Avec asservissement de la postchloration par le DCL, la demande en chlore de l’eau à l’entrée du réservoir est réactualisée toutes les 15 minutes. Le signal représentatif du taux de chlore (g/m³) à appliquer à l’entrée du réservoir en fonction de la consigne de chlore libre résiduel fixé à la sortie est repris par l’automate industriel de l’usine. Celui-ci reçoit d’autre part, en continu, le débit traité Q (m³/h). C’est le signal représentatif du produit Q × taux (g/h) qui sert à l’asservissement de la vanne modulante du chloromètre. Dans ces conditions, les résultats obtenus, présentés figure 6 pour une consigne de chlore libre résiduel en sortie de réservoir fixée à 100 µg/l montrent que dans un premier temps, ce résiduel varie entre 50 et 150 µg/l pour se stabiliser à la valeur de consigne ± 20 % après environ 10 heures. Ce phénomène, appelé pompage, est caractéristique de la régulation par PID. Une optimisation de l’action dérivée de la PID devrait permettre de réduire le temps de mise à l’équilibre du système. Ensuite, l’écart entre la valeur de consigne et la valeur du résiduel de chlore à la sortie du réservoir, mesuré par le DCL, tend vers zéro.
Conclusion
Cette étude a permis de montrer la faisabilité d’un asservissement amont de la postchloration, de définir le domaine d’application du procédé et d’en optimiser les paramètres de fonctionnement.

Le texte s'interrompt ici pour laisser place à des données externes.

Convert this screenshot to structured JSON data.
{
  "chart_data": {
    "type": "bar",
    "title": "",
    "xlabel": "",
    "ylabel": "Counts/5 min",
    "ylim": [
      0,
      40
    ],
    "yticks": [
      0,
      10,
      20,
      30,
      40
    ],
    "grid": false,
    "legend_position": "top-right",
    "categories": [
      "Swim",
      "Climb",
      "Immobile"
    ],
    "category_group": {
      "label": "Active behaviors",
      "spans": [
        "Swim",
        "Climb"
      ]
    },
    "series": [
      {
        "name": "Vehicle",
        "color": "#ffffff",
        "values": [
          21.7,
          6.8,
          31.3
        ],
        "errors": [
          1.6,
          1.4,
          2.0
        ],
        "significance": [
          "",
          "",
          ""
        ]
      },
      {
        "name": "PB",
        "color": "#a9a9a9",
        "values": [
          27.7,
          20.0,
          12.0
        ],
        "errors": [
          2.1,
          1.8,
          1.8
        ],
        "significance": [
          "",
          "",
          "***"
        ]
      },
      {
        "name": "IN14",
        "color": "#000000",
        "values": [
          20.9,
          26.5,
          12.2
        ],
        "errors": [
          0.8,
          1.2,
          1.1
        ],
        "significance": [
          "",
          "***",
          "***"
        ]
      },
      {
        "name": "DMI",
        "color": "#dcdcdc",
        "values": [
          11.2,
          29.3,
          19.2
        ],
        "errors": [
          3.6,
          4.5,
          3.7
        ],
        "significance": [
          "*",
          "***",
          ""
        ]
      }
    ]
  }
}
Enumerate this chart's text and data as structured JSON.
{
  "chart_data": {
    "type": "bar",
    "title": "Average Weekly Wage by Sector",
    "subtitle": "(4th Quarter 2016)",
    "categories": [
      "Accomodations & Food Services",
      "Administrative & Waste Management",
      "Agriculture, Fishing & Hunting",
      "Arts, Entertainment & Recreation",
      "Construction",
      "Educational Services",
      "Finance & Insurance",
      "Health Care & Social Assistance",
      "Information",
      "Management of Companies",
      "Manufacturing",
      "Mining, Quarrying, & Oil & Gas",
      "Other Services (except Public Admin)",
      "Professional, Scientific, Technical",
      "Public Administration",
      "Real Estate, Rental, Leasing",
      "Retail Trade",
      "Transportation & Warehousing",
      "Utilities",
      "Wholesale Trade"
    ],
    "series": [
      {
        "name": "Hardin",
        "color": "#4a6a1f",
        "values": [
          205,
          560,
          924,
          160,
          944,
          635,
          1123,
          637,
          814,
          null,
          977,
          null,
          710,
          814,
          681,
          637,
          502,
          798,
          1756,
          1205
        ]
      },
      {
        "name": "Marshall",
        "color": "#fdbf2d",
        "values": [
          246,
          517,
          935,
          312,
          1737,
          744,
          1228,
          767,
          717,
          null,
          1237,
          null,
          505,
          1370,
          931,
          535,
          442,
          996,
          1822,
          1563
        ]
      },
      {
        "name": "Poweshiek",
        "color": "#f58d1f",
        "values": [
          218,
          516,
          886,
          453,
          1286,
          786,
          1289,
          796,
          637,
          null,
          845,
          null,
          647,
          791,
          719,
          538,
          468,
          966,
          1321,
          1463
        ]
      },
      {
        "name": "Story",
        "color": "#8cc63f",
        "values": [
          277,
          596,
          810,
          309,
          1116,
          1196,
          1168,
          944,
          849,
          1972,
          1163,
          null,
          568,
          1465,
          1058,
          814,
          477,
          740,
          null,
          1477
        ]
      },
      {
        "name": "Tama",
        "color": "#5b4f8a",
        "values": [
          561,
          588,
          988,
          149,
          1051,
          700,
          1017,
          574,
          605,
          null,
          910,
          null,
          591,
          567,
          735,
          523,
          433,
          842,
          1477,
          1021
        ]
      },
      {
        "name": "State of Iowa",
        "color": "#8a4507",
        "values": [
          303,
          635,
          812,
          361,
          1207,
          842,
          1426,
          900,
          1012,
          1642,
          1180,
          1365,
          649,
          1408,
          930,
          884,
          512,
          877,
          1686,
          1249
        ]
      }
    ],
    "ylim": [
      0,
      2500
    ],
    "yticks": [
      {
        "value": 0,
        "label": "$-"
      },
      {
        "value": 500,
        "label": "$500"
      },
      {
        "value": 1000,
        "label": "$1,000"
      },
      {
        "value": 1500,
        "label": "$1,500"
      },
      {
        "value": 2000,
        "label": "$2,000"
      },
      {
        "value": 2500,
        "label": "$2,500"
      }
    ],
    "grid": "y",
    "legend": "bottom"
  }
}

Finalement, on obtient une plus grande fiabilité du traitement de postchloration, ce qui permet de distribuer une eau de qualité constante en évitant les problèmes de reviviscence bactérienne, ou de goûts, liés respectivement à un sous-dosage ou à un surdosage en chlore. En 1995, plusieurs chaînes de traitement de la Lyonnaise des Eaux seront équipées d’un DCL, ce qui nous permettra de valider l’ensemble du procédé ainsi appliqué à différentes qualités d’eau et dans différentes conditions hydrauliques.